Re: Things to look for in a teacher
I don't see why any of these things would be difficult for a beginner to judge. The main things that Adrain is saying are important is that the teacher should be hands-on and have a systematic method of teaching. Obviously the part about having a "high level of skill" is relative, but even beginners should be able decide if someone can move in way that looks and feels impressive to them. On that point I would add that it's always good to see and feel a lot of different people and arts to get a sense of what else is out there and how good a given teacher is relative to other alternatives.
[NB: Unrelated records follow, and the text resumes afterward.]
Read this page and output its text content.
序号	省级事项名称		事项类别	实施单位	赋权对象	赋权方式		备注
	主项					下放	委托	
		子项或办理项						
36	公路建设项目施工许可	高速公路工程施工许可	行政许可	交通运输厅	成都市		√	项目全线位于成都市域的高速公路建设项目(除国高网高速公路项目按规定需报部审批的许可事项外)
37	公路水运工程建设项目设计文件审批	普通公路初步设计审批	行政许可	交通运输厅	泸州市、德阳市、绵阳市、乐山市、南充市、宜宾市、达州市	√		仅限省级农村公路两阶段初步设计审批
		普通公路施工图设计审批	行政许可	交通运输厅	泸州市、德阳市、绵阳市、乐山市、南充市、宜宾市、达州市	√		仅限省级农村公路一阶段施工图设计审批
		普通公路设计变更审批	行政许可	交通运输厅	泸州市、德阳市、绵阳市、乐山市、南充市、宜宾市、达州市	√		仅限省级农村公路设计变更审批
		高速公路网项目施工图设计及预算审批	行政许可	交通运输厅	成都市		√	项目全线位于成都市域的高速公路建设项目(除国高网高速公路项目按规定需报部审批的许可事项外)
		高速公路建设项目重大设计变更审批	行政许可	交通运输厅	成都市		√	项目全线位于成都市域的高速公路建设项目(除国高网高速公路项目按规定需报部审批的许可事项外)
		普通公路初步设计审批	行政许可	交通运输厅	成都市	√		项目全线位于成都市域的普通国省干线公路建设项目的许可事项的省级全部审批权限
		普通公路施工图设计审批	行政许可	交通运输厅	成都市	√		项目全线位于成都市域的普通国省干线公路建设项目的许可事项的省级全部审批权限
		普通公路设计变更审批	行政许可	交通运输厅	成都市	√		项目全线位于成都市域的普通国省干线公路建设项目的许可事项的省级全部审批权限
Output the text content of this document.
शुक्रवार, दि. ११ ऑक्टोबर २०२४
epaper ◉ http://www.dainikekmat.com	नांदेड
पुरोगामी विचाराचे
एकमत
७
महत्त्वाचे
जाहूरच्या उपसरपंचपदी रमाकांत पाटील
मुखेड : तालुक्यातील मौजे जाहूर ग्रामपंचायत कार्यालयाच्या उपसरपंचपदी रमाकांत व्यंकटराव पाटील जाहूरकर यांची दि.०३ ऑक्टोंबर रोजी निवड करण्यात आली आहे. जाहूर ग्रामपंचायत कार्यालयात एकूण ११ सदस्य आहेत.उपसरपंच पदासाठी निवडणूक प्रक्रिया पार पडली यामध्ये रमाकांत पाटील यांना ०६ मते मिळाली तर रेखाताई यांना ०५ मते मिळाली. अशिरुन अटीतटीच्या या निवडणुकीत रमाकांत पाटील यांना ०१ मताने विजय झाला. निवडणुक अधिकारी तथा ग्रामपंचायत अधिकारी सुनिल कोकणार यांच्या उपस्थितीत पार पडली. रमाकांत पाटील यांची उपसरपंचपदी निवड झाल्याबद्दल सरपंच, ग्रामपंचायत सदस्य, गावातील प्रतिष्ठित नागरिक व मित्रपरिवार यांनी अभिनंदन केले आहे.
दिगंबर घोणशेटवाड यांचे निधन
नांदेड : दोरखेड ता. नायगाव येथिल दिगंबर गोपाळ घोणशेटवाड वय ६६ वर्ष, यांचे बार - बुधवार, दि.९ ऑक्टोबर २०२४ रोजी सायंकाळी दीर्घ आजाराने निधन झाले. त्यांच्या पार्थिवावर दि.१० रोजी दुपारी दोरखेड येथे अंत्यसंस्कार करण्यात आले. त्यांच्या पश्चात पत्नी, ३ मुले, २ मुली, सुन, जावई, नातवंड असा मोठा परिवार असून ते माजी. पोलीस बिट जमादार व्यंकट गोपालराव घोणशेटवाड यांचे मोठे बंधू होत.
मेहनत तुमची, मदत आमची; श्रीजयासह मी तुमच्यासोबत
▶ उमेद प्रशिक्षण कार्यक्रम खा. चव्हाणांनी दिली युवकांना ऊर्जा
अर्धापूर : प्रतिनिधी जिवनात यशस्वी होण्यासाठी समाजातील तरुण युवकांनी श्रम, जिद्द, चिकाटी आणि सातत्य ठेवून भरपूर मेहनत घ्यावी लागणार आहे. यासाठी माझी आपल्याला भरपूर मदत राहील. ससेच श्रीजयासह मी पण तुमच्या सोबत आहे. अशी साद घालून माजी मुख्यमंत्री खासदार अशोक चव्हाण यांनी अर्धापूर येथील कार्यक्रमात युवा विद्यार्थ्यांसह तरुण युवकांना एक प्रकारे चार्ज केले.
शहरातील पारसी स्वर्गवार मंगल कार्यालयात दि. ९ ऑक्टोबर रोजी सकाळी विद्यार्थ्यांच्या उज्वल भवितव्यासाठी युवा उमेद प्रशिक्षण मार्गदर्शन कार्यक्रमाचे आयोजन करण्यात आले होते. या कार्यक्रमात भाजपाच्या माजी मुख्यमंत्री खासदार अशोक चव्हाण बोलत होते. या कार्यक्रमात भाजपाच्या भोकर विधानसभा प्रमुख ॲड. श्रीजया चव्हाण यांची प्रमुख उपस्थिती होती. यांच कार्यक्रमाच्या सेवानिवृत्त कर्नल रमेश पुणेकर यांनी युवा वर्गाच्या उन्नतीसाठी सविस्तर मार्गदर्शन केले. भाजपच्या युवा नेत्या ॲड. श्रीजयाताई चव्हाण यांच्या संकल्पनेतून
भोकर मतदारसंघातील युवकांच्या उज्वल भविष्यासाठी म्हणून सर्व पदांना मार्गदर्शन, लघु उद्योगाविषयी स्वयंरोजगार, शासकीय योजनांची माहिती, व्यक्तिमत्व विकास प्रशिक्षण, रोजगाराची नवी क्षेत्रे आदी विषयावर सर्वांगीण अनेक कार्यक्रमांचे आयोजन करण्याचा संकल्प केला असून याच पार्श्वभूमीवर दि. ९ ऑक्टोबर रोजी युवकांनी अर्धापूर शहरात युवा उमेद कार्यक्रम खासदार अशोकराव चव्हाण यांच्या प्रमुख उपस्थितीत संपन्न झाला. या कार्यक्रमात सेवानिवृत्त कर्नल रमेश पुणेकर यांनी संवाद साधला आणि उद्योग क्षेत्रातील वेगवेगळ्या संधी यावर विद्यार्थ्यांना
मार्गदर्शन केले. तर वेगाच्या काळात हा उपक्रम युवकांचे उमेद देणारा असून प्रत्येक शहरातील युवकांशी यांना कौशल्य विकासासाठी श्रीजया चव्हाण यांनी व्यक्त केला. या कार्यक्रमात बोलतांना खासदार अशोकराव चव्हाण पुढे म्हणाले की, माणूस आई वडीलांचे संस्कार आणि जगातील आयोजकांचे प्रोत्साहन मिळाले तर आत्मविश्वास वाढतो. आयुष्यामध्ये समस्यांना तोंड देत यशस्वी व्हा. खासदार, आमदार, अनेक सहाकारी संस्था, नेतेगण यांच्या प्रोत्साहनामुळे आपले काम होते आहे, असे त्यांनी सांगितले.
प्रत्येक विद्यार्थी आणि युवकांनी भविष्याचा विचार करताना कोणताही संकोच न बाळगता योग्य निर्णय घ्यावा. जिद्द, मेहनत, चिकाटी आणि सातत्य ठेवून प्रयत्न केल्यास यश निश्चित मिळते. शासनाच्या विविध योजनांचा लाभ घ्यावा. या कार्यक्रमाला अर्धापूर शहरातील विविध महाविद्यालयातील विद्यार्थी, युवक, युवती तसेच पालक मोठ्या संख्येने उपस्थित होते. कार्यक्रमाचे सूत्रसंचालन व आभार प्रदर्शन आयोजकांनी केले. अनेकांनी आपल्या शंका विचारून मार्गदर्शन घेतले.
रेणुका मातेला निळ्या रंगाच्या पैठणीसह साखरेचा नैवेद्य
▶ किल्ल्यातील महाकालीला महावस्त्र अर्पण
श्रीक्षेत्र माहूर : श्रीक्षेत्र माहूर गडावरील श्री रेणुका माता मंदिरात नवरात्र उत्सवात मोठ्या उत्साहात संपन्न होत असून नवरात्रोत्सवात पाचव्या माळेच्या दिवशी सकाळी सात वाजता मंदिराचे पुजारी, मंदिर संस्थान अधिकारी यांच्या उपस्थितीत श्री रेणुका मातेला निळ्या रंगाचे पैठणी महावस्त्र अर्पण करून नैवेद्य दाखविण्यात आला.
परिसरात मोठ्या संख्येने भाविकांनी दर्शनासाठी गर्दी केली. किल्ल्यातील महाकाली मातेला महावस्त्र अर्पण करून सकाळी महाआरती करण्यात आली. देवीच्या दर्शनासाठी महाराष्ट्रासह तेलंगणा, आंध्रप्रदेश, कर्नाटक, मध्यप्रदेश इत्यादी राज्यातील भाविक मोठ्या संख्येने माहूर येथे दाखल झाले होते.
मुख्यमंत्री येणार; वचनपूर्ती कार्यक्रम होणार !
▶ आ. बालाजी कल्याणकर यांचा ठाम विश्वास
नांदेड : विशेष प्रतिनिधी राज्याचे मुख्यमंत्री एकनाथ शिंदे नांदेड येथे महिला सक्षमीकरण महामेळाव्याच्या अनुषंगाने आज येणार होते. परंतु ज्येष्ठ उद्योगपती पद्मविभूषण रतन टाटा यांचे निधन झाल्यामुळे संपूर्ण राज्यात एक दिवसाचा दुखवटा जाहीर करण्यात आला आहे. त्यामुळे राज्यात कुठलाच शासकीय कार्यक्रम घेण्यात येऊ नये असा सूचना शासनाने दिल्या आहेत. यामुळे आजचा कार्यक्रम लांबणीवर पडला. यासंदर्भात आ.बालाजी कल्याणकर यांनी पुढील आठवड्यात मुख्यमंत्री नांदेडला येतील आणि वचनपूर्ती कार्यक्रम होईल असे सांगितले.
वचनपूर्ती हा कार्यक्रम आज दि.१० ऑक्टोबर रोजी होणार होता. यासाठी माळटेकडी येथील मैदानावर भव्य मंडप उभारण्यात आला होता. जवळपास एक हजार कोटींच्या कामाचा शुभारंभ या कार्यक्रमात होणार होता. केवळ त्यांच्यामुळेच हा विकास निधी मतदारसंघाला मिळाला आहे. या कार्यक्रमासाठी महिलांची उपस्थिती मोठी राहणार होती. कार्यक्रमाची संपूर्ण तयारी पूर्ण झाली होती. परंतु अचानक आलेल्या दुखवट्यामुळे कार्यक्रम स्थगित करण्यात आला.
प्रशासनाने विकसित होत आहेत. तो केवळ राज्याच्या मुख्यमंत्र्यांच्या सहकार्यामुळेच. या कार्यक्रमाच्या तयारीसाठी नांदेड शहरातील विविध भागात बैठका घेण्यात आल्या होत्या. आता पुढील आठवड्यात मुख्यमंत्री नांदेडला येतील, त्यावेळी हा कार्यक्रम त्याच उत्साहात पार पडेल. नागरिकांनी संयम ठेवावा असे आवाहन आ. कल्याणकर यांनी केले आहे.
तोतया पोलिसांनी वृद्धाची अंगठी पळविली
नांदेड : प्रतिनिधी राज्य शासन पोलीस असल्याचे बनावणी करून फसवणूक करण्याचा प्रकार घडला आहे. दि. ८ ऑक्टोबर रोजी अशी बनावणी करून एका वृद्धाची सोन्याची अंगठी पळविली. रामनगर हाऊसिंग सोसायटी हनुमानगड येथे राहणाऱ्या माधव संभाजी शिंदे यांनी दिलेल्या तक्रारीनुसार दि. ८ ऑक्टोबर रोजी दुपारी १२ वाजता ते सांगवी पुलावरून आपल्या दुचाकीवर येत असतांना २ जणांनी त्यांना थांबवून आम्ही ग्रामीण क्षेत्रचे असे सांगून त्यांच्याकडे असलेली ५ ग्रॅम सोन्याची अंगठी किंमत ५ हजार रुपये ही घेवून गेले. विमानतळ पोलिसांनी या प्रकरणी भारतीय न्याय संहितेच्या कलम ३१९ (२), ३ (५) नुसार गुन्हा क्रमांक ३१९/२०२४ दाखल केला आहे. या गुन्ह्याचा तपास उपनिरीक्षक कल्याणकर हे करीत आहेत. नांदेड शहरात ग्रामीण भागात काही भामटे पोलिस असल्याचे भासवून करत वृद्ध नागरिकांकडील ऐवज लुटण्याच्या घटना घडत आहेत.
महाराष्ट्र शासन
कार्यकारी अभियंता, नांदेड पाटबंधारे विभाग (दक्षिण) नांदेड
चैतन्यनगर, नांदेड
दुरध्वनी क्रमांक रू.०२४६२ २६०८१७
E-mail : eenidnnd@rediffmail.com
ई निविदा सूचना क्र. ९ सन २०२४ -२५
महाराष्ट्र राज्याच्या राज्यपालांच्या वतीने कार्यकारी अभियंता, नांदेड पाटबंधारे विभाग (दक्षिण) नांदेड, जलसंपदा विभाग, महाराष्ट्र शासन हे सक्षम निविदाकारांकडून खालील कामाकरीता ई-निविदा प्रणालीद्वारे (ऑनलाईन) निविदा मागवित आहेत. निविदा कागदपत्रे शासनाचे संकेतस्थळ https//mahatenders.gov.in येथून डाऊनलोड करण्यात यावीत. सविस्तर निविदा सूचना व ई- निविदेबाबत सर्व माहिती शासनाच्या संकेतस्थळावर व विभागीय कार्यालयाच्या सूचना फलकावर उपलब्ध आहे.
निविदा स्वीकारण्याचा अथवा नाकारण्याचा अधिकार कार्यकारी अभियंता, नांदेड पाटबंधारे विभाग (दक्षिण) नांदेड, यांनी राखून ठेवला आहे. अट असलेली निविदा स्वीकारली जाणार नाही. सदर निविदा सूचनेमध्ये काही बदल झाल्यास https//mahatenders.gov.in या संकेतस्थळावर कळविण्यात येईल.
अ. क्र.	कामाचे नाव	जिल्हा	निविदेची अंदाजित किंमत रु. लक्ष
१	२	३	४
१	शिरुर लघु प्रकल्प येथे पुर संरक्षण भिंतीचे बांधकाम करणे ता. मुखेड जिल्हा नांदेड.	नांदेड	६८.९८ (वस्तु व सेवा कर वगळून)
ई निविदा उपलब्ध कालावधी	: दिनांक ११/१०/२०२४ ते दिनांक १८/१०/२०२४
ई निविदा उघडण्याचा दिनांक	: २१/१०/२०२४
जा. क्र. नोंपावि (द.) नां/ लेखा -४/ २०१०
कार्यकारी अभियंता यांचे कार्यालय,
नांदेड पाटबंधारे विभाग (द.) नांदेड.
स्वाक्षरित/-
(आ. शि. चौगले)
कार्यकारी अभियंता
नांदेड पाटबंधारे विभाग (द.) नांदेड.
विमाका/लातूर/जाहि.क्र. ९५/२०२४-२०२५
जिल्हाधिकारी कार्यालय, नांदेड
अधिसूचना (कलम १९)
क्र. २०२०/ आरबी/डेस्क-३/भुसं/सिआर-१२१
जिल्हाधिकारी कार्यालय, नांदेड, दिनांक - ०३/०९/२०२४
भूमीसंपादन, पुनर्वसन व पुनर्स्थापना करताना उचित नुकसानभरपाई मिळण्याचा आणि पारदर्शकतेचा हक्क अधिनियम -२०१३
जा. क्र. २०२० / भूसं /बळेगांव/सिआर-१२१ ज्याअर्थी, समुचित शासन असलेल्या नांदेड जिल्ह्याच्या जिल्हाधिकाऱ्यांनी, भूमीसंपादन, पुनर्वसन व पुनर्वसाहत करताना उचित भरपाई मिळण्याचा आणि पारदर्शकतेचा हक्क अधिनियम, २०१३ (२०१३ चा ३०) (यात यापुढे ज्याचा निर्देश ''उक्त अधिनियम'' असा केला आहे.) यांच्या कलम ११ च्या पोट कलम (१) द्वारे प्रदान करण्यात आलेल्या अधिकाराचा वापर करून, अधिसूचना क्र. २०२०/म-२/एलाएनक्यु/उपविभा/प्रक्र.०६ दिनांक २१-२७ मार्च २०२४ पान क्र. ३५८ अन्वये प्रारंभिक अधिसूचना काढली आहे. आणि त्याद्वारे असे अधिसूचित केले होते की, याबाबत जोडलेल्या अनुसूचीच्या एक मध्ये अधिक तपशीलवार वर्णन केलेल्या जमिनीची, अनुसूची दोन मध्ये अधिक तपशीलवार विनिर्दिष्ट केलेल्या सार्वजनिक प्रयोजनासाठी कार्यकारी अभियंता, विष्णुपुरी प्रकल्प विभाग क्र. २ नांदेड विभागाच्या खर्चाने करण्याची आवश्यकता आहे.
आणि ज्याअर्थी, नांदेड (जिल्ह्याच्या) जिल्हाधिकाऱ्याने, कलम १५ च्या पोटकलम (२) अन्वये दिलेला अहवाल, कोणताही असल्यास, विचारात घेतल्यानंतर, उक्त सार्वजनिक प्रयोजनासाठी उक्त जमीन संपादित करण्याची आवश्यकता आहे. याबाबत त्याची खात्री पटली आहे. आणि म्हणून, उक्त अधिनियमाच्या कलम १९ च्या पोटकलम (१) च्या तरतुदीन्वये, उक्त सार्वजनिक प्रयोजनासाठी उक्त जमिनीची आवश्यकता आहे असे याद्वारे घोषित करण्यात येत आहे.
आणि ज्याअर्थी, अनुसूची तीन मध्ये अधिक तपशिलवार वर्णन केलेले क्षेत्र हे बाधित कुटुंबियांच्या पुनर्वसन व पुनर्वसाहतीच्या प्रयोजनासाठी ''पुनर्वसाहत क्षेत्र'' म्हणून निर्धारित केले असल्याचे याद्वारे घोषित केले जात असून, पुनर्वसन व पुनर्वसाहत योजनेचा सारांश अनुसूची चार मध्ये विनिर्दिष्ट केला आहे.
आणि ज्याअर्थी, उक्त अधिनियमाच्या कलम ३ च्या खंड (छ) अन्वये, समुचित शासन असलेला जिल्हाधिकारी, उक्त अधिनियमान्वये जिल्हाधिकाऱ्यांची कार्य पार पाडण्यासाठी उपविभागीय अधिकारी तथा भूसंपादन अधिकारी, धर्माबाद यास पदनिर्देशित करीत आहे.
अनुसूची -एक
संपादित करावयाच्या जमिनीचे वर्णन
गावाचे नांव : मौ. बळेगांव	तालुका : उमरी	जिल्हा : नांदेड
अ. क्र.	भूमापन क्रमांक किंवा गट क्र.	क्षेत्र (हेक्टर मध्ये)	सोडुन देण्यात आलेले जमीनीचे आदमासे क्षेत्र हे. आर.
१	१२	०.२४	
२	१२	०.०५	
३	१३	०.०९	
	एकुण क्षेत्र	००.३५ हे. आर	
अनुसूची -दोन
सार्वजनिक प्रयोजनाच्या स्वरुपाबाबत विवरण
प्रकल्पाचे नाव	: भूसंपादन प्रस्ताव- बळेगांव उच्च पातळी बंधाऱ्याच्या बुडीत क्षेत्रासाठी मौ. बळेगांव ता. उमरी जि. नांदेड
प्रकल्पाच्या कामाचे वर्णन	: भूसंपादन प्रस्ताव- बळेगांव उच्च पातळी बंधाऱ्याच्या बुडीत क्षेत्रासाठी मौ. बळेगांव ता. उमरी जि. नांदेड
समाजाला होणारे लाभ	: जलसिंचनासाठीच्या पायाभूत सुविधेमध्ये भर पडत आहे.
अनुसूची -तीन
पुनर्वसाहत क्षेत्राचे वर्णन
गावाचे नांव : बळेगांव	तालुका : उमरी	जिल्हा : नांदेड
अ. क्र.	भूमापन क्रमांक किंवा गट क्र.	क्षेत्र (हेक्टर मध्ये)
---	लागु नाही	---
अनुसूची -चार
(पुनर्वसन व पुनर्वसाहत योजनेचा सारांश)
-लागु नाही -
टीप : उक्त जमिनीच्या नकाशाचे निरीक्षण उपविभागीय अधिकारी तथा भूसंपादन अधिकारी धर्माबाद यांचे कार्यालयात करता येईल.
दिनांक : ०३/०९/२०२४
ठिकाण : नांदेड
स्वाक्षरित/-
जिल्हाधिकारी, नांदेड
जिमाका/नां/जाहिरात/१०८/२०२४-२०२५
What I see from a lot of aikido teachers, including some of the most well-known names, is a very hands-off teaching style where only a select group of carefully trained students will ever touch the teacher. These teachers want to ensure that they will always get a certain kind of ukemi that is designed to make them look good so that they can cultivate an air of great martial skill that might not be grounded in reality. This is particularly true of seminars, where people are expected to pay $100+ to attend while most of them will not even get to work directly with the teacher at all during the seminar. For that kind of money, I think every participant should at least get to touch hands with the teacher once.
A lot of teachers also take a very non-systematic approach to teaching, believing for various reasons that students should figure things out on their own with little or no explicit instruction. This approach might have worked in traditional Eastern cultures where there were few other options, but in today's modern Western(ized) world we have access to so much more information and skilled teachers in various arts that those who do not take maximum advantage of this knowledge base will be left behind by those who do. I think this is already happening in aikido right now.